I heard another groan, Sarah, and felt smooth arms slide underneath my own, hugging my chest. “Morning,” she mumbled.

I was shaking. I felt tears in the corners of my eyes, but I still didn’t open them. I didn’t dare. Once I did, I was awake and then … and then I’d be stuck here. Again. Maybe for the last time.

“Morning,” I whispered back, hoping she didn’t hear the fear in my voice.

It was a voice she’d heard a million times. She had to know there were days her husband loved her and other days he didn’t. Trish would know. I never asked her. She wouldn’t believe me. But she’d have to know something was off.

It always started with the dream. Snapshots of another life. A beach. A blue house. A street with birch trees.

Sarah’s hand rubbed my chest and I knew she wouldn’t be going back to sleep. Neither would I. Frustrated, I squeezed her hand in greeting and got up to go to the bathroom. The face in the mirror was me. Sighing, I rubbed my eyes and checked the medicine cabinet.

Inside the pill bottle was the note I’d written last time. “You work at Slott and Stegman’s on Harris Ave. You don’t like ties. The car keys are in the bowl by the sink. Sarah. Maddie and Gracie.”

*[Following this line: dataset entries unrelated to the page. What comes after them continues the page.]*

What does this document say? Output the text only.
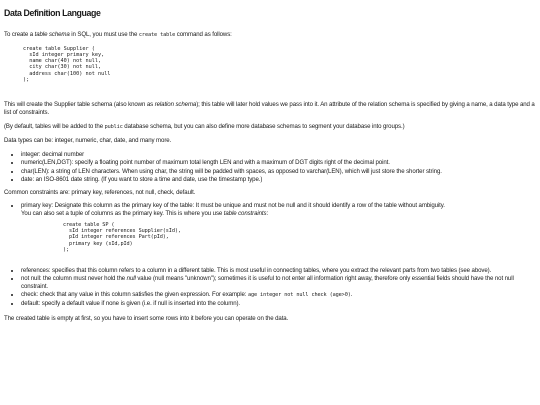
Data Definition Language

To create a table schema in SQL, you must use the create table command as follows:

create table Supplier (
sId integer primary key,
name char(40) not null,
city char(30) not null,
address char(100) not null
);

This will create the Supplier table schema (also known as relation schema); this table will later hold values we pass into it. An attribute of the relation schema is specified by giving a name, a data type and a list of constraints.

(By default, tables will be added to the public database schema, but you can also define more database schemas to segment your database into groups.)

Data types can be: integer, numeric, char, date, and many more.

• integer: decimal number
• numeric(LEN,DGT): specify a floating point number of maximum total length LEN and with a maximum of DGT digits right of the decimal point.
• char(LEN): a string of LEN characters. When using char, the string will be padded with spaces, as opposed to varchar(LEN), which will just store the shorter string.
• date: an ISO-8601 date string. (If you want to store a time and date, use the timestamp type.)

Common constraints are: primary key, references, not null, check, default.

• primary key: Designate this column as the primary key of the table: It must be unique and must not be null and it should identify a row of the table without ambiguity.
You can also set a tuple of columns as the primary key. This is where you use table constraints:
create table SP (
sId integer references Supplier(sId),
pId integer references Part(pId),
primary key (sId,pId)
);
• references: specifies that this column refers to a column in a different table. This is most useful in connecting tables, where you extract the relevant parts from two tables (see above).
• not null: the column must never hold the null value (null means "unknown"); sometimes it is useful to not enter all information right away, therefore only essential fields should have the not null constraint.
• check: check that any value in this column satisfies the given expression. For example: age integer not null check (age>0).
• default: specify a default value if none is given (i.e. if null is inserted into the column).

The created table is empty at first, so you have to insert some rows into it before you can operate on the data.
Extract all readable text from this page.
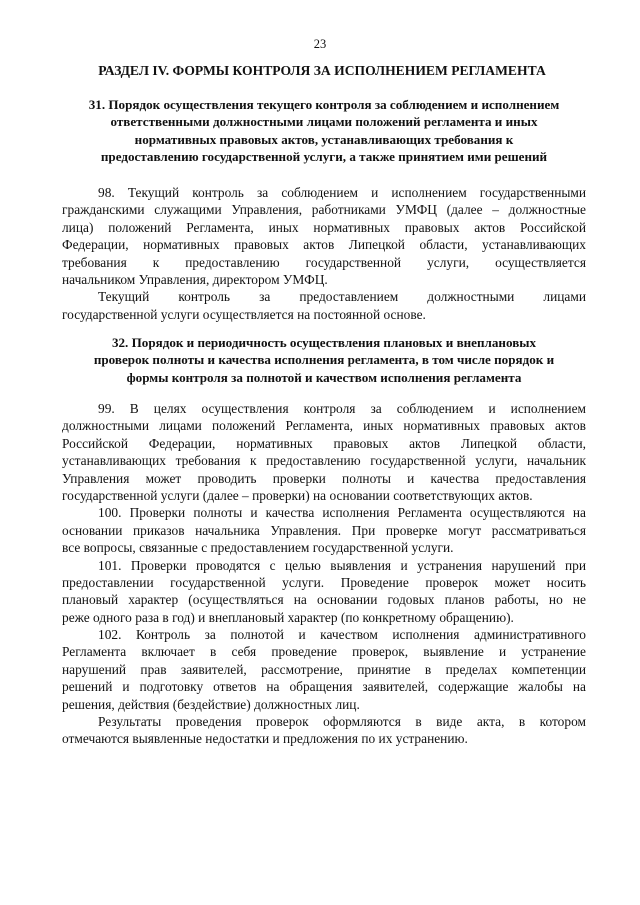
23
РАЗДЕЛ IV. ФОРМЫ КОНТРОЛЯ ЗА ИСПОЛНЕНИЕМ РЕГЛАМЕНТА
31. Порядок осуществления текущего контроля за соблюдением и исполнением
ответственными должностными лицами положений регламента и иных
нормативных правовых актов, устанавливающих требования к
предоставлению государственной услуги, а также принятием ими решений
98. Текущий контроль за соблюдением и исполнением государственными
гражданскими служащими Управления, работниками УМФЦ (далее – должностные
лица) положений Регламента, иных нормативных правовых актов Российской
Федерации, нормативных правовых актов Липецкой области, устанавливающих
требования к предоставлению государственной услуги, осуществляется
начальником Управления, директором УМФЦ.
Текущий контроль за предоставлением должностными лицами
государственной услуги осуществляется на постоянной основе.
32. Порядок и периодичность осуществления плановых и внеплановых
проверок полноты и качества исполнения регламента, в том числе порядок и
формы контроля за полнотой и качеством исполнения регламента
99. В целях осуществления контроля за соблюдением и исполнением
должностными лицами положений Регламента, иных нормативных правовых актов
Российской Федерации, нормативных правовых актов Липецкой области,
устанавливающих требования к предоставлению государственной услуги, начальник
Управления может проводить проверки полноты и качества предоставления
государственной услуги (далее – проверки) на основании соответствующих актов.
100. Проверки полноты и качества исполнения Регламента осуществляются на
основании приказов начальника Управления. При проверке могут рассматриваться
все вопросы, связанные с предоставлением государственной услуги.
101. Проверки проводятся с целью выявления и устранения нарушений при
предоставлении государственной услуги. Проведение проверок может носить
плановый характер (осуществляться на основании годовых планов работы, но не
реже одного раза в год) и внеплановый характер (по конкретному обращению).
102. Контроль за полнотой и качеством исполнения административного
Регламента включает в себя проведение проверок, выявление и устранение
нарушений прав заявителей, рассмотрение, принятие в пределах компетенции
решений и подготовку ответов на обращения заявителей, содержащие жалобы на
решения, действия (бездействие) должностных лиц.
Результаты проведения проверок оформляются в виде акта, в котором
отмечаются выявленные недостатки и предложения по их устранению.
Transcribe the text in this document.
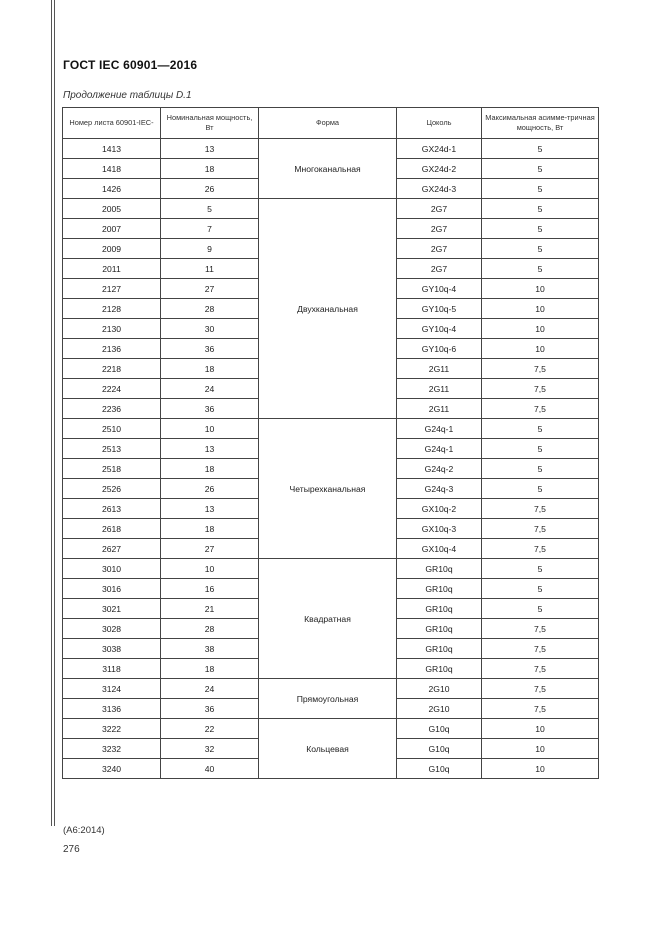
ГОСТ IEC 60901—2016
Продолжение таблицы D.1
Номер листа 60901-IEC-	Номинальная мощность, Вт	Форма	Цоколь	Максимальная асимме-тричная мощность, Вт
1413	13	Многоканальная	GX24d-1	5
1418	18		GX24d-2	5
1426	26		GX24d-3	5
2005	5	Двухканальная	2G7	5
2007	7		2G7	5
2009	9		2G7	5
2011	11		2G7	5
2127	27		GY10q-4	10
2128	28		GY10q-5	10
2130	30		GY10q-4	10
2136	36		GY10q-6	10
2218	18		2G11	7,5
2224	24		2G11	7,5
2236	36		2G11	7,5
2510	10	Четырехканальная	G24q-1	5
2513	13		G24q-1	5
2518	18		G24q-2	5
2526	26		G24q-3	5
2613	13		GX10q-2	7,5
2618	18		GX10q-3	7,5
2627	27		GX10q-4	7,5
3010	10	Квадратная	GR10q	5
3016	16		GR10q	5
3021	21		GR10q	5
3028	28		GR10q	7,5
3038	38		GR10q	7,5
3118	18		GR10q	7,5
3124	24	Прямоугольная	2G10	7,5
3136	36		2G10	7,5
3222	22	Кольцевая	G10q	10
3232	32		G10q	10
3240	40		G10q	10
(А6:2014)
276
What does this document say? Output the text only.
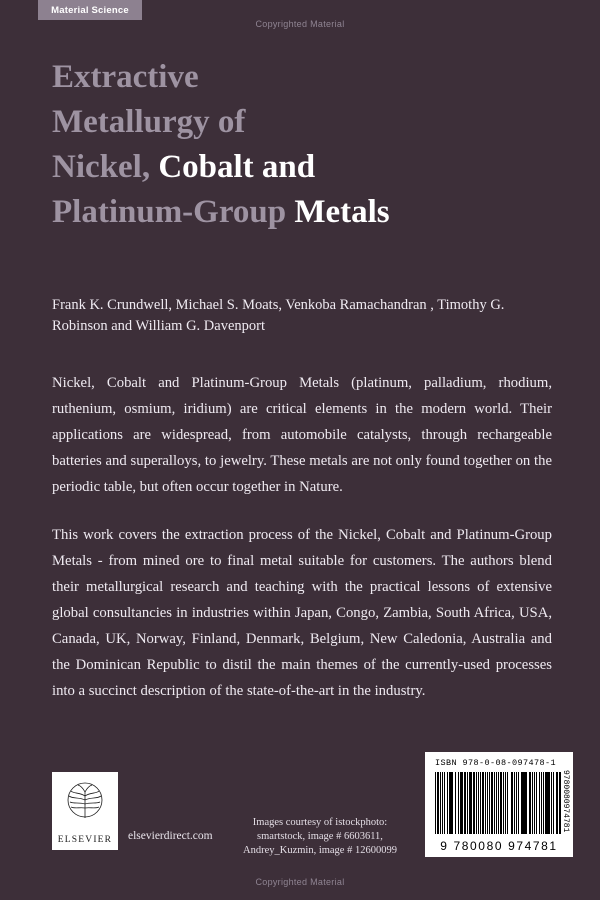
Material Science
Copyrighted Material
Extractive
Metallurgy of
Nickel, Cobalt and
Platinum-Group Metals
Frank K. Crundwell, Michael S. Moats, Venkoba Ramachandran , Timothy G. Robinson and William G. Davenport

Nickel, Cobalt and Platinum-Group Metals (platinum, palladium, rhodium, ruthenium, osmium, iridium) are critical elements in the modern world. Their applications are widespread, from automobile catalysts, through rechargeable batteries and superalloys, to jewelry. These metals are not only found together on the periodic table, but often occur together in Nature.

This work covers the extraction process of the Nickel, Cobalt and Platinum-Group Metals - from mined ore to final metal suitable for customers. The authors blend their metallurgical research and teaching with the practical lessons of extensive global consultancies in industries within Japan, Congo, Zambia, South Africa, USA, Canada, UK, Norway, Finland, Denmark, Belgium, New Caledonia, Australia and the Dominican Republic to distil the main themes of the currently-used processes into a succinct description of the state-of-the-art in the industry.

ELSEVIER	elsevierdirect.com
Images courtesy of istockphoto: smartstock, image # 6603611, Andrey_Kuzmin, image # 12600099
ISBN 978-0-08-097478-1
9780080974781
9 780080 974781
Copyrighted Material
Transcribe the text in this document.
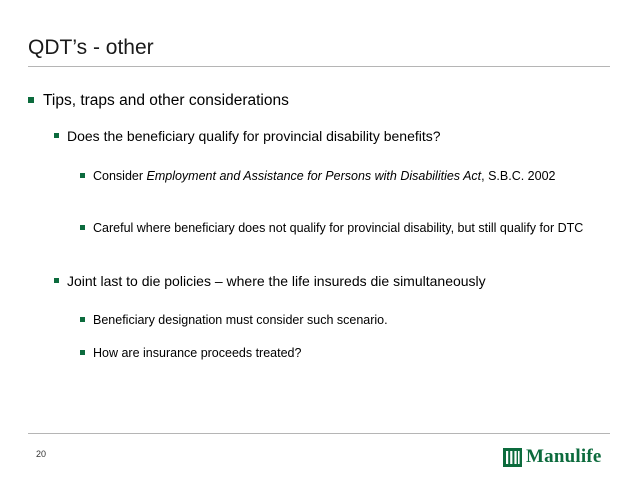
QDT’s - other
Tips, traps and other considerations
Does the beneficiary qualify for provincial disability benefits?
Consider Employment and Assistance for Persons with Disabilities Act, S.B.C. 2002
Careful where beneficiary does not qualify for provincial disability, but still qualify for DTC
Joint last to die policies – where the life insureds die simultaneously
Beneficiary designation must consider such scenario.
How are insurance proceeds treated?
20	Manulife
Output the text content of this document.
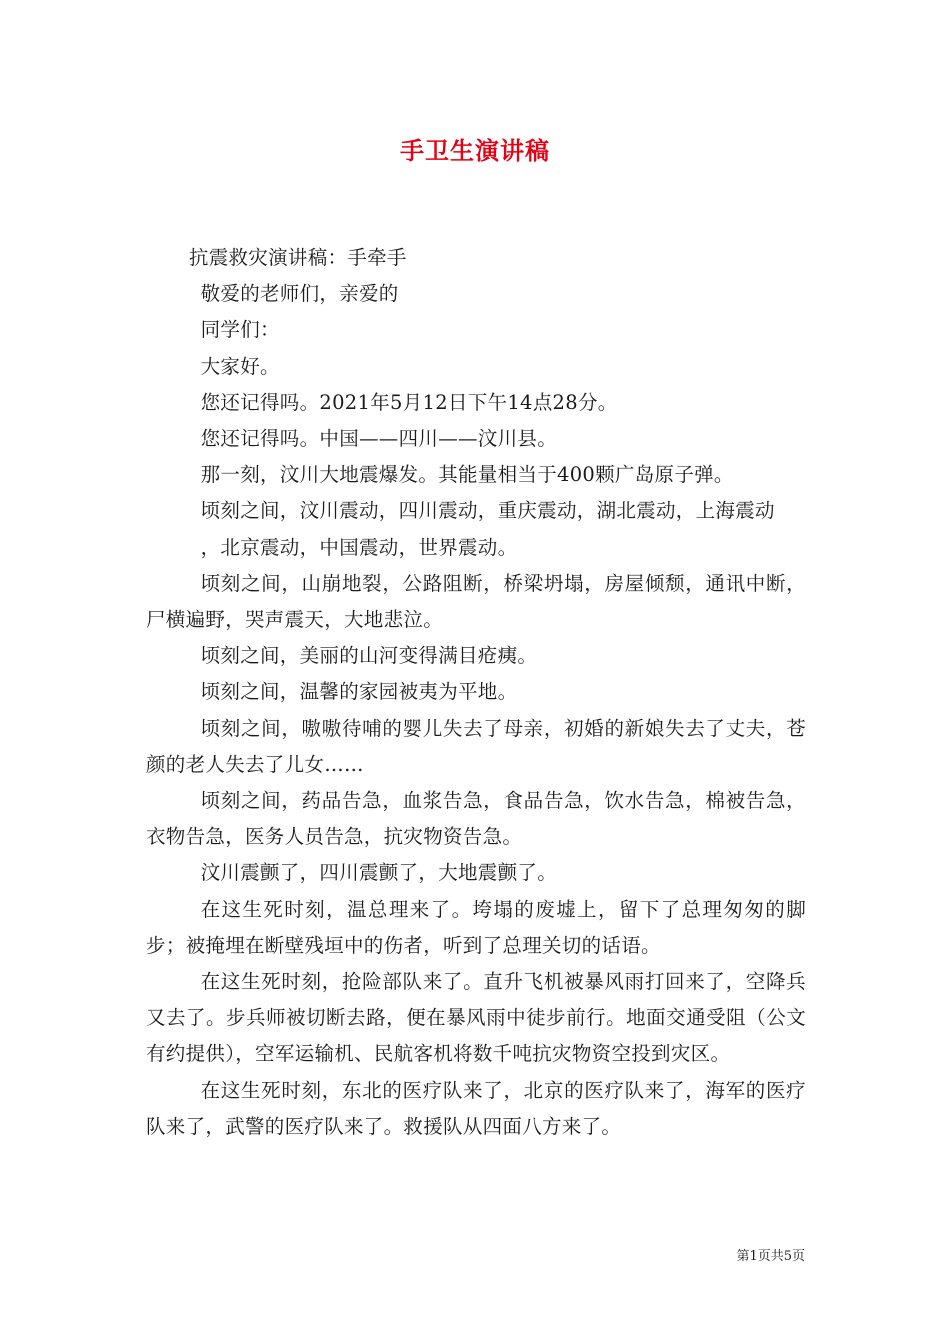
手卫生演讲稿

抗震救灾演讲稿：手牵手

敬爱的老师们，亲爱的

同学们：

大家好。

您还记得吗。2021年5月12日下午14点28分。

您还记得吗。中国——四川——汶川县。

那一刻，汶川大地震爆发。其能量相当于400颗广岛原子弹。

顷刻之间，汶川震动，四川震动，重庆震动，湖北震动，上海震动

，北京震动，中国震动，世界震动。

顷刻之间，山崩地裂，公路阻断，桥梁坍塌，房屋倾颓，通讯中断，尸横遍野，哭声震天，大地悲泣。

顷刻之间，美丽的山河变得满目疮痍。

顷刻之间，温馨的家园被夷为平地。

顷刻之间，嗷嗷待哺的婴儿失去了母亲，初婚的新娘失去了丈夫，苍颜的老人失去了儿女……

顷刻之间，药品告急，血浆告急，食品告急，饮水告急，棉被告急，衣物告急，医务人员告急，抗灾物资告急。

汶川震颤了，四川震颤了，大地震颤了。

在这生死时刻，温总理来了。垮塌的废墟上，留下了总理匆匆的脚步；被掩埋在断壁残垣中的伤者，听到了总理关切的话语。

在这生死时刻，抢险部队来了。直升飞机被暴风雨打回来了，空降兵又去了。步兵师被切断去路，便在暴风雨中徒步前行。地面交通受阻（公文有约提供），空军运输机、民航客机将数千吨抗灾物资空投到灾区。

在这生死时刻，东北的医疗队来了，北京的医疗队来了，海军的医疗队来了，武警的医疗队来了。救援队从四面八方来了。

第1页共5页
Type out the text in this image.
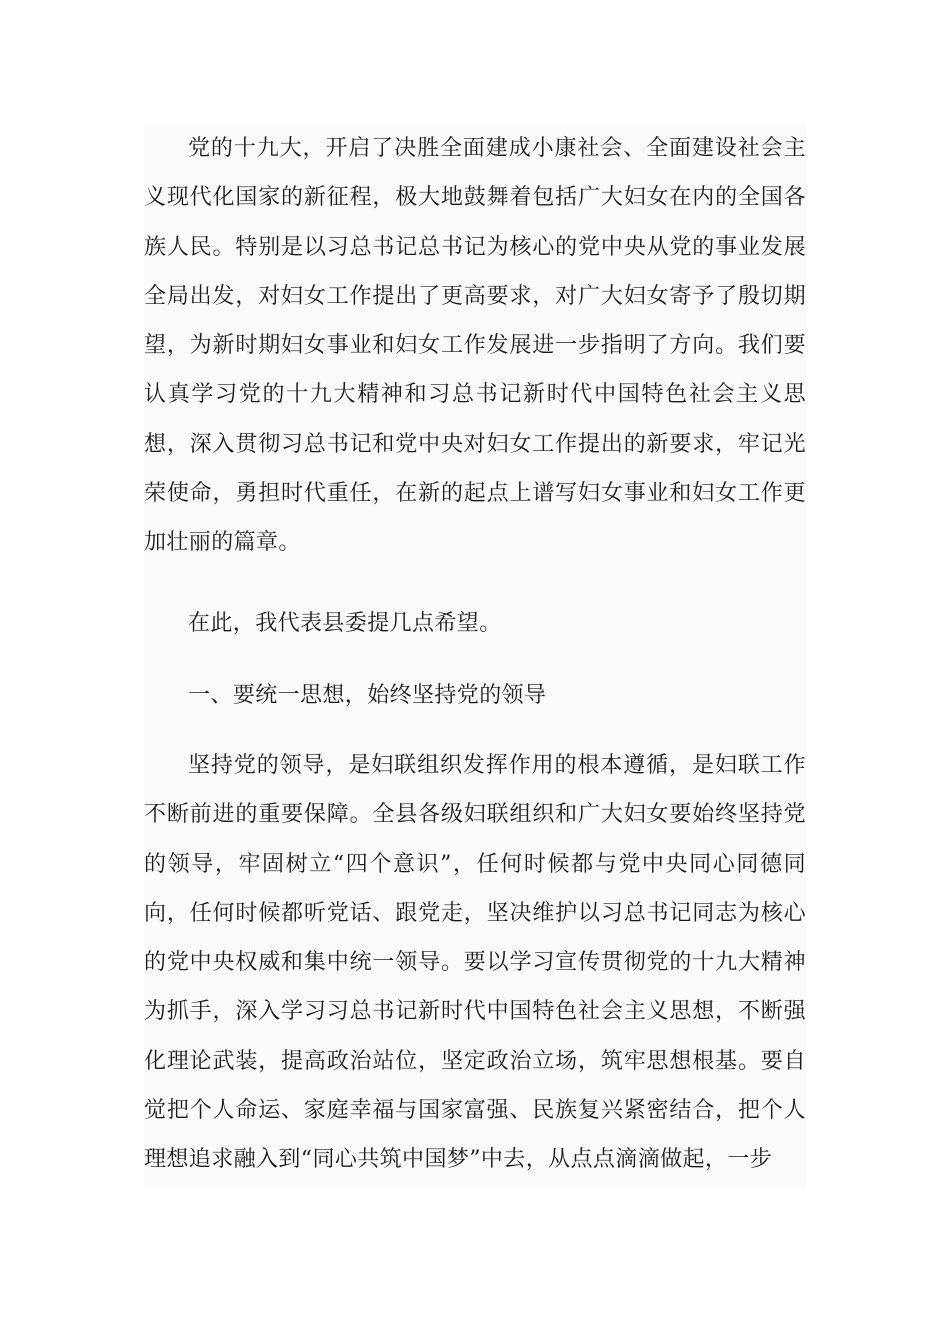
党的十九大，开启了决胜全面建成小康社会、全面建设社会主义现代化国家的新征程，极大地鼓舞着包括广大妇女在内的全国各族人民。特别是以习总书记总书记为核心的党中央从党的事业发展全局出发，对妇女工作提出了更高要求，对广大妇女寄予了殷切期望，为新时期妇女事业和妇女工作发展进一步指明了方向。我们要认真学习党的十九大精神和习总书记新时代中国特色社会主义思想，深入贯彻习总书记和党中央对妇女工作提出的新要求，牢记光荣使命，勇担时代重任，在新的起点上谱写妇女事业和妇女工作更加壮丽的篇章。

在此，我代表县委提几点希望。

一、要统一思想，始终坚持党的领导

坚持党的领导，是妇联组织发挥作用的根本遵循，是妇联工作不断前进的重要保障。全县各级妇联组织和广大妇女要始终坚持党的领导，牢固树立“四个意识”，任何时候都与党中央同心同德同向，任何时候都听党话、跟党走，坚决维护以习总书记同志为核心的党中央权威和集中统一领导。要以学习宣传贯彻党的十九大精神为抓手，深入学习习总书记新时代中国特色社会主义思想，不断强化理论武装，提高政治站位，坚定政治立场，筑牢思想根基。要自觉把个人命运、家庭幸福与国家富强、民族复兴紧密结合，把个人理想追求融入到“同心共筑中国梦”中去，从点点滴滴做起，一步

Did he have a note too, helping him through the motions? Was he as scared as I was? I folded the well-creased slip of paper and hid it amongst the painkillers once more.

“Hurry up,” Sarah said through the door. “I need to go too. Can you start pancakes?”

It must be Saturday. They always had pancakes on Saturday. I couldn’t fight the flare of panic. That meant more time at home.

“Sure,” I said, staring at the pill bottle. The panic brought something else too. I couldn’t believe I’d never thought of it before.

Rummaging through the basket of reading material by the toilet, I found one of those subscription postcards that had fallen out of a magazine and a pencil. Sarah was waiting for me when I opened the door. She was pretty but she was no Trish.

I kissed her on the cheek and brushed by her before she could answer. Luckily she was preoccupied. I heard noises downstairs. Maddie and Gracie were probably up. The shower started. I let out the first sigh of relief I’d felt all morning and began scribbling on the postcard.

“Tom, my name is Brett, but you probably know that. Am I doing this or are you? Do you know why this is happening? How do we go back?”

I hesitated. What if he didn’t want this to end? No, I decided. Judging by how his family looked at him, Tom would be as scared as I was. He’d have to be.

Without giving it a second thought, I tucked the postcard under the pillow and went downstairs to make pancakes. The mix was in the Lazy Susan on the left.